Oh, the lecture she laid on me. “No-one with any intelligence does not believe in God!” she declared, looking down her long nose at me. Whatever else I may have thought about my dad, I didn’t really think he was stupid, but everyone is entitled to their opinion.
She was obviously annoyed that I had beaten her to the punch, so to speak, and retorted “what makes you think I was going to allow you to sit the exam?” and then she carried on railing at me “I see you every day, sitting there in my class with that look of disbelief on your face!” I wasn’t consciously thinking one way or the other, actually. I was just bored.
I wanted to be free to decide for myself what I believed in without having it drilled into me. I certainly wasn’t going to say I believed in Christ to please some bitchy nun who disapproved of my upbringing. When the time came for me to leave Stella Maris, this woman looked at me with disdain as if I was the worst kind of sinner and she said “YOU won’t be sorry to leave!” Not, “good luck” or “we’ve had our differences, but I wish you the best”, which surely would have been the Christian thing to say to a child starting out in life. She was a rotten cow to the end. It wasn’t that I cared what she thought. It was that I really didn’t deserve such a bad opinion. The head mistress, also a nun, had described me, in a letter to a future head master, as “mature beyond her years”.
I needed to be.
On Sunday afternoons, unless it was tanking with rain, we were taken on a route-march. Sometimes along the cliffs and often to the Burrows. Sometimes we had a “picnic” on the pebbles at Westward Ho. I can remember my friends Mary and Eleanora sitting among the stones, bundled up in scarves and coats, trying so hard to have a good time! The weather never seemed too nice in those days! That beach would be a great place to run with a dog. I would have loved it all at a different time.
Prayer of St Francis
Lord make me an instrument of your peace
Where there is hatred let me sow love
Where there is injury, pardon
Where there is doubt, faith
Where there is despair, hope
Where there is darkness, light
And where there is sadness, joy
O divine master grant that I may
not so much seek to be consoled as to console
to be understood as to understand
To be loved as to love
For it is in giving that we receive
it is in pardoning that we are pardoned
And it's in dying that we are born to eternal life
2 thoughts on “Free-thinkers not welcome”

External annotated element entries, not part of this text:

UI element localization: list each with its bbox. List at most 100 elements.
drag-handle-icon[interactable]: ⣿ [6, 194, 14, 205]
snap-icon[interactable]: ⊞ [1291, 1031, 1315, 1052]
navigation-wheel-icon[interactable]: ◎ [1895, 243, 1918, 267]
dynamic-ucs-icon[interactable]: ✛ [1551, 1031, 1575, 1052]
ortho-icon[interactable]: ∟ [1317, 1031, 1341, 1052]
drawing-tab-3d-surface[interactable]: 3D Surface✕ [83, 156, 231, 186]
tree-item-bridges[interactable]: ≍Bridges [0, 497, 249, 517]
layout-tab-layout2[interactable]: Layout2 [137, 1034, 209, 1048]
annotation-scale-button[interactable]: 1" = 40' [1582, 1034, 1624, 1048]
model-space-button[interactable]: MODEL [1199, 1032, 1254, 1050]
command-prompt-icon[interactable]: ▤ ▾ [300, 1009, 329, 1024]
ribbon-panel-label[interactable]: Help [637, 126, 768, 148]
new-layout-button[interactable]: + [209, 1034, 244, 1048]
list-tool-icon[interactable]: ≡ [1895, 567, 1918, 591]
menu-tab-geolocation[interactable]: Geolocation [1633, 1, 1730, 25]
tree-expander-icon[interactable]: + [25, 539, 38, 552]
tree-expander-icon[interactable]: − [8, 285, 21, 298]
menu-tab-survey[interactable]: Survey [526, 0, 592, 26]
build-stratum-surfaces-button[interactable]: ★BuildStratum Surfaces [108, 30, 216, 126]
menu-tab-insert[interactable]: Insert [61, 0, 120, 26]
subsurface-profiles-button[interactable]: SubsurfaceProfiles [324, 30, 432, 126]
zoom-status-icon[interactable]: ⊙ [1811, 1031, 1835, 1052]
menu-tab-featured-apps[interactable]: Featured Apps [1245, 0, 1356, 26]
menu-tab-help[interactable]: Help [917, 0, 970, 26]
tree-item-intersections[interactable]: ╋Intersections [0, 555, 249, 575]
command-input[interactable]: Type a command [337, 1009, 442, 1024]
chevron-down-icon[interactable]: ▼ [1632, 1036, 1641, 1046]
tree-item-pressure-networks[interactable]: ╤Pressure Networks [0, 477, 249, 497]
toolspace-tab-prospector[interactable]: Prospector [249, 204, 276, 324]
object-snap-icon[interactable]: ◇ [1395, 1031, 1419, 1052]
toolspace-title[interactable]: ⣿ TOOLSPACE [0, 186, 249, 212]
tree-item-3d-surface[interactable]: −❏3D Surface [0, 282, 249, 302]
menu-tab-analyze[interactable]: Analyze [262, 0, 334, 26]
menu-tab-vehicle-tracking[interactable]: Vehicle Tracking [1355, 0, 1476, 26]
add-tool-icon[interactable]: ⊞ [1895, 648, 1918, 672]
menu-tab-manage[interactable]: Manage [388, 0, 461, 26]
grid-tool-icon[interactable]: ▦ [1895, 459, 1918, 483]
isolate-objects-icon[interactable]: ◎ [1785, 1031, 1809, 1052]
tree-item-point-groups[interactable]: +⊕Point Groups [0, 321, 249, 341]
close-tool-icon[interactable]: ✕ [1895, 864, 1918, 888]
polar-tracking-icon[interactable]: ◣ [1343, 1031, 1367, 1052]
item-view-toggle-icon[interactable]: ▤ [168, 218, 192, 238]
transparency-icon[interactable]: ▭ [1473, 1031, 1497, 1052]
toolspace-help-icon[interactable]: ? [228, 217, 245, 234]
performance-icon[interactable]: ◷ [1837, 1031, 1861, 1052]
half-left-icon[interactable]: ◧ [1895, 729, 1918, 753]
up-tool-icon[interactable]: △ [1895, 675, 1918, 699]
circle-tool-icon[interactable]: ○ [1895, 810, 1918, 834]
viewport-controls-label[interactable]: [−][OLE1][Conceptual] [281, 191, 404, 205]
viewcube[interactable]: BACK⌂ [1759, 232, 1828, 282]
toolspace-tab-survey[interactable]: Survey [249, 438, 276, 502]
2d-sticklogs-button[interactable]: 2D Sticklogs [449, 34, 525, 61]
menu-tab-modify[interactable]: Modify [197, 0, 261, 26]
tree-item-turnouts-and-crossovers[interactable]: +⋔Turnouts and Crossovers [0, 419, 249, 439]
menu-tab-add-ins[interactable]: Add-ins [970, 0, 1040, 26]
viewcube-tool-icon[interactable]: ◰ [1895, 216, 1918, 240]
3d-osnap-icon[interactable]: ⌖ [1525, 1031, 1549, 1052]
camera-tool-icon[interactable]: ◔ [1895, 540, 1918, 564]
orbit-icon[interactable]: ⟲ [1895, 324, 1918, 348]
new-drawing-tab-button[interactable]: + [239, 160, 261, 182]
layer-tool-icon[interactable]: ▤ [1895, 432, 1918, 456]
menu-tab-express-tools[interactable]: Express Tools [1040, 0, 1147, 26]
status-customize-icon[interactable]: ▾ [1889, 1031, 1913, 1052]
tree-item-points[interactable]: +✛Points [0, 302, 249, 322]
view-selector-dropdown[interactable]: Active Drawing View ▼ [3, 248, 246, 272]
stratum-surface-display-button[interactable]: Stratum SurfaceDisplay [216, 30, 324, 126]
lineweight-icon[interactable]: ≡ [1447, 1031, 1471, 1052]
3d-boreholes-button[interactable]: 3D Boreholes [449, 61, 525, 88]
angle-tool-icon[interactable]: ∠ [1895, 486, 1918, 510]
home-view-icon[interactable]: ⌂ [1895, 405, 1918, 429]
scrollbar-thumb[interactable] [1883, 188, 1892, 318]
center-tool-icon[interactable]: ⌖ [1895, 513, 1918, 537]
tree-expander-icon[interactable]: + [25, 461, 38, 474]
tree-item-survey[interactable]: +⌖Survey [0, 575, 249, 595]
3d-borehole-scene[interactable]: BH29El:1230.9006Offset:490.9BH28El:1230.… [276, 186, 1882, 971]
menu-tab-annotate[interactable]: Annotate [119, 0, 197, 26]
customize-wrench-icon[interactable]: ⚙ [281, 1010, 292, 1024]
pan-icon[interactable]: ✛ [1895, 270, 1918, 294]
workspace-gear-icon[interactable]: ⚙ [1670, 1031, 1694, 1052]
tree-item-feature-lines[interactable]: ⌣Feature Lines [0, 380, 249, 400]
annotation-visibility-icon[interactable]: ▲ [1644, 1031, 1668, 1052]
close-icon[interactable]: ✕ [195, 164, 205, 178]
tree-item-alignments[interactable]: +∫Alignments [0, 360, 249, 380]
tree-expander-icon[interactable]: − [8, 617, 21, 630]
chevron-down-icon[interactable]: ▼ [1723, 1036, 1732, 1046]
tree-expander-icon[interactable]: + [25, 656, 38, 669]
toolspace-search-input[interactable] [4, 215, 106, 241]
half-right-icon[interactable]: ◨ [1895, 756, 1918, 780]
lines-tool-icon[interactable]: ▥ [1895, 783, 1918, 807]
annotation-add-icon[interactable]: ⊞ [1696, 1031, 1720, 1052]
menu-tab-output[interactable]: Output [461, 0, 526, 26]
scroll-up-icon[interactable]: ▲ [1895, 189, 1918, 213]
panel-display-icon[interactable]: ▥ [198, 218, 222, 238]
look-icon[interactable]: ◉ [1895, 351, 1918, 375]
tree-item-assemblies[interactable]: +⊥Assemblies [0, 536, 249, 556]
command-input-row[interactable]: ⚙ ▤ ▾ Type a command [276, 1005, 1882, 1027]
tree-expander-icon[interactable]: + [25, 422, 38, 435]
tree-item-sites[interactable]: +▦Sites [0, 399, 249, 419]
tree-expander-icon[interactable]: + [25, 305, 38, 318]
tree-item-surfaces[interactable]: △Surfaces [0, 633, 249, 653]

Thank you so much for this post! I so needed to read the St Francis prayer, one I had totally forgotten. My son’s partner, who is pregnant with my grandson, has recently spewed vitriol at me like a viper. This prayer is just what I needed.
I am wondering if the vicious nun was French. David Sedaris had a French teacher when he lived in Paris who told him, “Teaching you is like having a Cesarean section every day of the week.” My core yoga instructor, from Northern France, said in front of a class of yoga teachers, my peers, “Headstand resolves itself for everyone, even Janet.”
I have heard of, but not read, the prayer of St. Francis until now and I love it. The world would be so much more pleasant to live in if we all prayed this prayer (and lived it) every day.